Equal treatment. Let v be a simple game with assembly N and a and b be two players such that \(v(S \cup \{a\}) = v(S \cup \{b\})\) for all \(S \subseteq N {\setminus } \{a,b\}\). Then the equal treatment postulate stipulates that \(g_a(v) = g_b(v)\).

Note that: efficiency, null-player property, equal treatment and added blocker are properties demanded by Felsenthal in his list of postulates. But he demands much more to the index. Thus, the addition of the transfer postulate to his list of postulates reduces to an impossibility result, which answers one of his questions. Of course, it would be compelling to replace transfer in theorem 6.1 for a weaker postulate which kept the impossibility result stated.

With this section we have concluded the three aims of this article. Let’s, however, show in what follows two weaknesses of the Felsenthal power index. Felsenthal and Machover propose the natural postulate vanishing only for nulls (Postulate 3, page 222 in Felsenthal and Machover 1998).

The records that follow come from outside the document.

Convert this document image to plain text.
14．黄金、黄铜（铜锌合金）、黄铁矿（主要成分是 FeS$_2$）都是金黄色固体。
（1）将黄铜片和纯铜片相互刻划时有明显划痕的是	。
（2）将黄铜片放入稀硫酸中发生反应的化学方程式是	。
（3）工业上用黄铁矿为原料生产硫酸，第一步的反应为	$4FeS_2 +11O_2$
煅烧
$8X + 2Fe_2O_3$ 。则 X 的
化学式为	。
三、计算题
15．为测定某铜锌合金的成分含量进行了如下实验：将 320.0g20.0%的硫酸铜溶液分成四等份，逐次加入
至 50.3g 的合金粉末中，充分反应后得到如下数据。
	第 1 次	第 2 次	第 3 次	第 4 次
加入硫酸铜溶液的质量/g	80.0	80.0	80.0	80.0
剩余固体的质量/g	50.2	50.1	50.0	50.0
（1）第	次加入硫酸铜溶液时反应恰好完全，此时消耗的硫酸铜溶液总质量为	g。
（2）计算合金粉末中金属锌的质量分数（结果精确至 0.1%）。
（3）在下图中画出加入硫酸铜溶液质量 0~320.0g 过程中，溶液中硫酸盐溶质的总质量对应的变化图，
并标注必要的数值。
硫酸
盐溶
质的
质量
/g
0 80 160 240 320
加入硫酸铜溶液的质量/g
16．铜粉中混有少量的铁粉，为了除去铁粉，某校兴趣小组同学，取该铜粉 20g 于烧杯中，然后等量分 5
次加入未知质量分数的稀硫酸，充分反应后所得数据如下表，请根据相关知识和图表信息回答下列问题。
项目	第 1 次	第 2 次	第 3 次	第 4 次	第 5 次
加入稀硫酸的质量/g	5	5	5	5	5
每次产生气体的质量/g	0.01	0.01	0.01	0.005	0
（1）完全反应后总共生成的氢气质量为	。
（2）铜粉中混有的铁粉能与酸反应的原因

Vanishing only for nulls. Let v be a simple game with assembly N. The vanishing only for nulls postulate stipulates that \(g_a(v) = 0\) if and only if a is null in v.

As a matter of example, we remark that this postulates is satisfied by all the seven alternative power indices he studied in Felsenthal (2016). However, as shown in Example 3.1-(a) player 4 is not null in v but \(F_4(v)=0\) or in Example 3.1-(b) were players 3 and 4 are not null in v but \(F_3(v)=F_4(v) =0\). Hence the F-index does not vanish only for nulls. Another postulate, which is verified for the Shapley-Shubik, Banzhaf and Johnston indices is the strict desirability.

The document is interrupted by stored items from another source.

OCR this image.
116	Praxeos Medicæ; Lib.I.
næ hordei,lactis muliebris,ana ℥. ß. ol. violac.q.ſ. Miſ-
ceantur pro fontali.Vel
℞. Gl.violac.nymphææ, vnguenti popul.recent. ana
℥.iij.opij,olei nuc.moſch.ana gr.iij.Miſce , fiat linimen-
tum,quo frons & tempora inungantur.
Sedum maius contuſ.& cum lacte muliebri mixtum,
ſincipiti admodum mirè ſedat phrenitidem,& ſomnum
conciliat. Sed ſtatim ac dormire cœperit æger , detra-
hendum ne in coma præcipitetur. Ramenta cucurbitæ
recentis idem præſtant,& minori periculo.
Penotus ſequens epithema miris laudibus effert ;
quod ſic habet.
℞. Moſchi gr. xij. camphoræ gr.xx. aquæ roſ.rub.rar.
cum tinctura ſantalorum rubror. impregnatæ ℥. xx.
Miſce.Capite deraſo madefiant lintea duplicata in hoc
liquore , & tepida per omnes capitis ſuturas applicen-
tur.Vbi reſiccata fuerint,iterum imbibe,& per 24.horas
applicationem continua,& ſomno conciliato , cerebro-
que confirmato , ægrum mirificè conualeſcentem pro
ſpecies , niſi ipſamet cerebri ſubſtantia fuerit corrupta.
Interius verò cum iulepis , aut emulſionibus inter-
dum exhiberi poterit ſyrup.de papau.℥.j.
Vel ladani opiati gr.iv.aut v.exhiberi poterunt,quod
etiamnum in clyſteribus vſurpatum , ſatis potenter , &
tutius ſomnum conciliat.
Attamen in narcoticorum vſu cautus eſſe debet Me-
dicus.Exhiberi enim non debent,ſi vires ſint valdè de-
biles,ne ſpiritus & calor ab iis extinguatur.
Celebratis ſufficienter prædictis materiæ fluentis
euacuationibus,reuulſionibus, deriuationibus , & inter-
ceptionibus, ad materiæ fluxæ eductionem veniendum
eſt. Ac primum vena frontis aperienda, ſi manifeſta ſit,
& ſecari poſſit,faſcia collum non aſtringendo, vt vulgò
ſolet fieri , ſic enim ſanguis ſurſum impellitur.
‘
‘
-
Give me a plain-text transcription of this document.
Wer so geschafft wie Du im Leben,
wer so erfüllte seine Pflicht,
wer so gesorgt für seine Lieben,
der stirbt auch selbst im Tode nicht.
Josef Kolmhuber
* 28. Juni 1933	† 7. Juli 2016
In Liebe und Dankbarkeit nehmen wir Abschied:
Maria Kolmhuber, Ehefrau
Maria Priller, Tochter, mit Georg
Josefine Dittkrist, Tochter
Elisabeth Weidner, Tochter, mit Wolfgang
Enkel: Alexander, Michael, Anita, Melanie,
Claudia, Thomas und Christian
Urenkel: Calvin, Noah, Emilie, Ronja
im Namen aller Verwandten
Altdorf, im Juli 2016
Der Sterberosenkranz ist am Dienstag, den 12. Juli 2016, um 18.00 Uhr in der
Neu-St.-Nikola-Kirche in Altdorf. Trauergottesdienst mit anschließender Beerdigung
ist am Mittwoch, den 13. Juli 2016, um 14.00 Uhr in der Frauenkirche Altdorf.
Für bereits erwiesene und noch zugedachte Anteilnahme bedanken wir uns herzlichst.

Strict desirability. Let v be a simple game with assembly N and a and b be two players such that \(v(S \cup \{a\}) \ge v(S \cup \{b\})\) for all \(S \subseteq N {\setminus } \{a,b\}\) and there exists a coalition \(T \subseteq N {\setminus } \{a,b\}\) such that \(v(T \cup \{a\}) > v(T \cup \{b\})\). Then the strict desirability postulate stipulates that \(g_a(v) > g_b(v)\).

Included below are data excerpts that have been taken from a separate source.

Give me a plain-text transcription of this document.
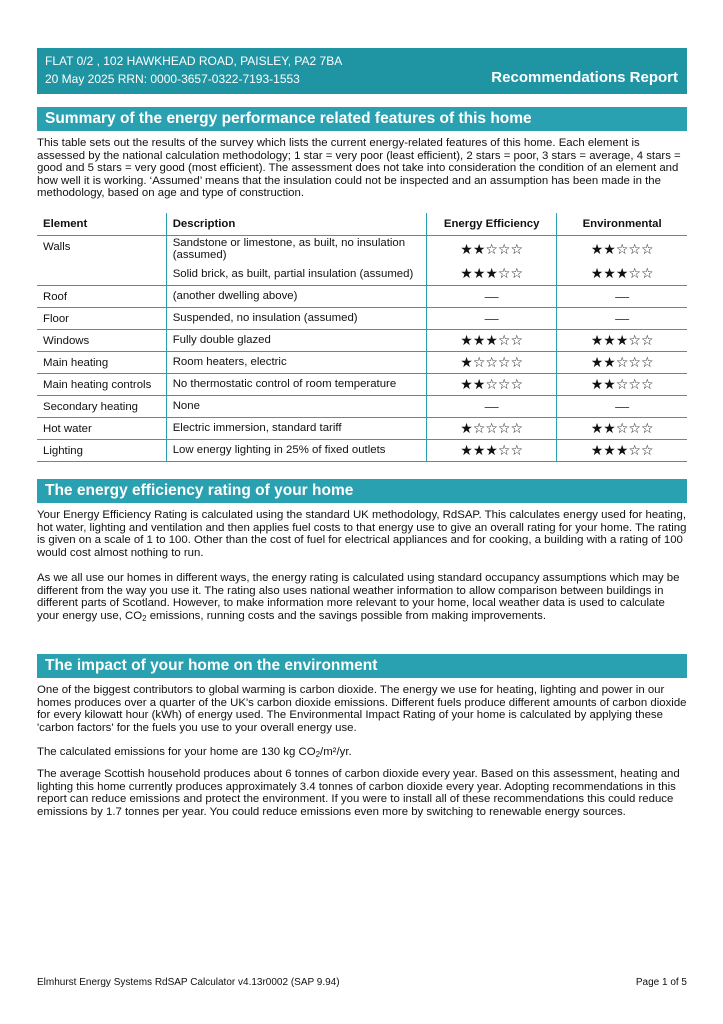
FLAT 0/2 , 102 HAWKHEAD ROAD, PAISLEY, PA2 7BA
20 May 2025 RRN: 0000-3657-0322-7193-1553	Recommendations Report
Summary of the energy performance related features of this home
This table sets out the results of the survey which lists the current energy-related features of this home. Each element is assessed by the national calculation methodology; 1 star = very poor (least efficient), 2 stars = poor, 3 stars = average, 4 stars = good and 5 stars = very good (most efficient). The assessment does not take into consideration the condition of an element and how well it is working. ‘Assumed’ means that the insulation could not be inspected and an assumption has been made in the methodology, based on age and type of construction.
Element	Description	Energy Efficiency	Environmental
Walls	Sandstone or limestone, as built, no insulation (assumed)	★★☆☆☆	★★☆☆☆
	Solid brick, as built, partial insulation (assumed)	★★★☆☆	★★★☆☆
Roof	(another dwelling above)	—	—
Floor	Suspended, no insulation (assumed)	—	—
Windows	Fully double glazed	★★★☆☆	★★★☆☆
Main heating	Room heaters, electric	★☆☆☆☆	★★☆☆☆
Main heating controls	No thermostatic control of room temperature	★★☆☆☆	★★☆☆☆
Secondary heating	None	—	—
Hot water	Electric immersion, standard tariff	★☆☆☆☆	★★☆☆☆
Lighting	Low energy lighting in 25% of fixed outlets	★★★☆☆	★★★☆☆
The energy efficiency rating of your home
Your Energy Efficiency Rating is calculated using the standard UK methodology, RdSAP. This calculates energy used for heating, hot water, lighting and ventilation and then applies fuel costs to that energy use to give an overall rating for your home. The rating is given on a scale of 1 to 100. Other than the cost of fuel for electrical appliances and for cooking, a building with a rating of 100 would cost almost nothing to run.
As we all use our homes in different ways, the energy rating is calculated using standard occupancy assumptions which may be different from the way you use it. The rating also uses national weather information to allow comparison between buildings in different parts of Scotland. However, to make information more relevant to your home, local weather data is used to calculate your energy use, $CO_2$ emissions, running costs and the savings possible from making improvements.
The impact of your home on the environment
One of the biggest contributors to global warming is carbon dioxide. The energy we use for heating, lighting and power in our homes produces over a quarter of the UK's carbon dioxide emissions. Different fuels produce different amounts of carbon dioxide for every kilowatt hour (kWh) of energy used. The Environmental Impact Rating of your home is calculated by applying these 'carbon factors' for the fuels you use to your overall energy use.
The calculated emissions for your home are 130 kg $CO_2/m^2/yr$.
The average Scottish household produces about 6 tonnes of carbon dioxide every year. Based on this assessment, heating and lighting this home currently produces approximately 3.4 tonnes of carbon dioxide every year. Adopting recommendations in this report can reduce emissions and protect the environment. If you were to install all of these recommendations this could reduce emissions by 1.7 tonnes per year. You could reduce emissions even more by switching to renewable energy sources.
Elmhurst Energy Systems RdSAP Calculator v4.13r0002 (SAP 9.94)	Page 1 of 5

However, this postulates is not verified by the Felsenthal index (3), as shown Example 3.1-(b) for which player 1 is strictly more desirable than player 2, but \(F_a(v) > F_b(v)\).

We also want to remark that the Felsenthal index does not satisfy the common internal properties that a P-power index should satisfy, see (Freixas and Gambarelli 1997), which are: efficiency, symmetry, null player property and desirability in its strict version. These properties are verified for several power indices as the Shapley-Shubik, relative Banzhaf, or Johnston among others. The Felsenthal index does not satisfy desirability in its strict version. Moreover, desirability in its strict version together with the null player property implies vanishing only for nulls, which is also not verified for the Felsenthal index. Bertini et. al. (2013) contains some more postulates likely to be studied for the Felsenthal index.

7 Conclusion

This paper was about the Felsenthal index for simple games. We studied some of the questions that were posed in the Felsenthal paper. After extending some properties stated by Felsenthal for weighted games to simple games, we have proved that his index is not the only one that satisfies a list of compelling postulates that Felsenthal and Machover (1998) proposed. We have shown an axiomatic characterization of the index, possibly the first of its kind. We have added the transfer postulate to some other standard postulates and have proven that the index is uniquely characterized. Finally, we have illustrated some other compelling postulates that the Felsenthal index fails to satisfy.

It would be nice to extend the index to a value for cooperative games since there are many contexts in which only the coalitions with the least size among those who have a value distinct of zero count to be measured. It would also be interesting to weaken the transfer postulate in theorem 6.1 in order to find a non-obvious incompatibility result. Another challenging problem would be to study whether there is a P-power index that satisfies: efficiency (postulate de facto), desirability in its strict version, symmetry, blocker’s share and added blocker. As far as we know, there is not any recognized power index that satisfies all of them. If someone is able to prove that a power index satisfying all of them does not exist, then it would be interesting to study the independence of the axioms.